El-Khabar, on Thursday weighed in with scathing criticism of Ben Malek's novel, describing it as "poor and shallow... carrying a dangerous dose of hatred against Muslims and their Prophet."

The paper - in an article by Muhammad al Bugghali - said that many who had read the novel considered that it included an unprecedentedly harsh attack on Islam and the Prophet Mohammed.

The newspaper alleged that the author had compared the odour of Islam and Muslims to human waste, and the Holy Qur'an to writings that stimulate human being's basest instincts.

"It was a very hard and difficult period characterised by the trading of fierce insults between the followers of the two religions. In this sense, insults and attacks of the other religion are pronounced by some of the characters. These do not express my opinion as a writer," the author added.

The Maria of the title is a Moor who is tortured for her Muslim faith and has her tongue cut out, she flees the Spanish Inquisition with her family but her father and aunt are killed.

After being sold to a painter who uses and abuses her as a model for the Virgin Mary in his religious paintings, she gives birth to a son who is sent away to Rome. Her son later returns home and discovering the tragedy that has befallen his mother and her family decides to seek revenge.

Ben Malek stressed the need to "put things in their historical context," querying whether "the writer is maybe responsible for what his characters say? If I were to write a novel on a murderer of a criminal, would I then be a criminal just like him?"

Through his novel, the author of 'Oh Maria' said he tried to "understand the reasons which led to the gradual exit from history of Islamic civilisation, after its period of maximum splendour in Andalusia."

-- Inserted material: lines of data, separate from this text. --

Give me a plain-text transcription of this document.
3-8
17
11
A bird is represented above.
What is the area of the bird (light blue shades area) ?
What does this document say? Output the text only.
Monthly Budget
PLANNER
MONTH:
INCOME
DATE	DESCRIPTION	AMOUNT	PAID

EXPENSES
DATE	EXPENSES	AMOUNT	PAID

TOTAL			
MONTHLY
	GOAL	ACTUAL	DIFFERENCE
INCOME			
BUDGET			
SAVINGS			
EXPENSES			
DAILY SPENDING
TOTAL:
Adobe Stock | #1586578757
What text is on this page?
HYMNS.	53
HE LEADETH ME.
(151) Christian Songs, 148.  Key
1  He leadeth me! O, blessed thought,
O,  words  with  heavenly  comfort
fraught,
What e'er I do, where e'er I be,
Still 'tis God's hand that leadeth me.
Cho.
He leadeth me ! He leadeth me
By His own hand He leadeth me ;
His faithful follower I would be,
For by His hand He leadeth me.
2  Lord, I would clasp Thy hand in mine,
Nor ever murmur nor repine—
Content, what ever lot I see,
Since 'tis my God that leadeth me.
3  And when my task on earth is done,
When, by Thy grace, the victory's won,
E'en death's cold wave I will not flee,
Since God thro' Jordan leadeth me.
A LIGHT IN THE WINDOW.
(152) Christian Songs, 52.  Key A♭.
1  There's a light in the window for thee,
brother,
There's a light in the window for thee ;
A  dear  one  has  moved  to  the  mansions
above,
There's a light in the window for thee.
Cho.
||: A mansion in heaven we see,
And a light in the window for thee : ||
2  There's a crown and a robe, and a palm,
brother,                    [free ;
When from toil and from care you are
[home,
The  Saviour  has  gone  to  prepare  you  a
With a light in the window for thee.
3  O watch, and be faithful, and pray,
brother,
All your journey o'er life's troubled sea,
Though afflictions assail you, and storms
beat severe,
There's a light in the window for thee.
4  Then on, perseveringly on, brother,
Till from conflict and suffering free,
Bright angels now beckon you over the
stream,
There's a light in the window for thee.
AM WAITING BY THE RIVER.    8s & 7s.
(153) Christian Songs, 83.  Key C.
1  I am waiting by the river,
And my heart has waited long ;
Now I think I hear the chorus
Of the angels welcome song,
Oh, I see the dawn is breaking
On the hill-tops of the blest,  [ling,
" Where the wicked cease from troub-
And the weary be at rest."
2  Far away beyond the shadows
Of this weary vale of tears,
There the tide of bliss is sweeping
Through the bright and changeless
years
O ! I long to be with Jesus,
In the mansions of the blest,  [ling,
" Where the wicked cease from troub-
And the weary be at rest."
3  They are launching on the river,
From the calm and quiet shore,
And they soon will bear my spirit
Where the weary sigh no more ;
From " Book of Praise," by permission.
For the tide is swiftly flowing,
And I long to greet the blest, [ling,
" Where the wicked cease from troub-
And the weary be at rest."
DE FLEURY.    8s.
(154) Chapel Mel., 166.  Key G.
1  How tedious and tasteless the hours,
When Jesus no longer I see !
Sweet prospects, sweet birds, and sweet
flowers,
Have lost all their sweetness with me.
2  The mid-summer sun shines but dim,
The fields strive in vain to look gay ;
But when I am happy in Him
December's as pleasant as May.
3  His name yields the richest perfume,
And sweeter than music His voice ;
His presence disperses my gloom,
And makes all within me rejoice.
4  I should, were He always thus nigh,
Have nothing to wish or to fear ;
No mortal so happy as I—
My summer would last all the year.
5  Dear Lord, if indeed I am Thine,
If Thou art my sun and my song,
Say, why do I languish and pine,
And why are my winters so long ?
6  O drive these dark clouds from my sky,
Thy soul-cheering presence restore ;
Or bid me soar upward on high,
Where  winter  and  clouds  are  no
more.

Ben Malek slammed the latest speech by Pope Benedict XVI in which the pontiff quoted the words of a Christian Byzantine emperor who criticised Islam, linking the religion to unreasoning violence, emphasising that they were not his own words or views.

"The Pope would have done better to keep silent. He used a medieval text which criticises Islam, while all of us know just how distant the Catholic church in that period was from reason and tolerance," he said.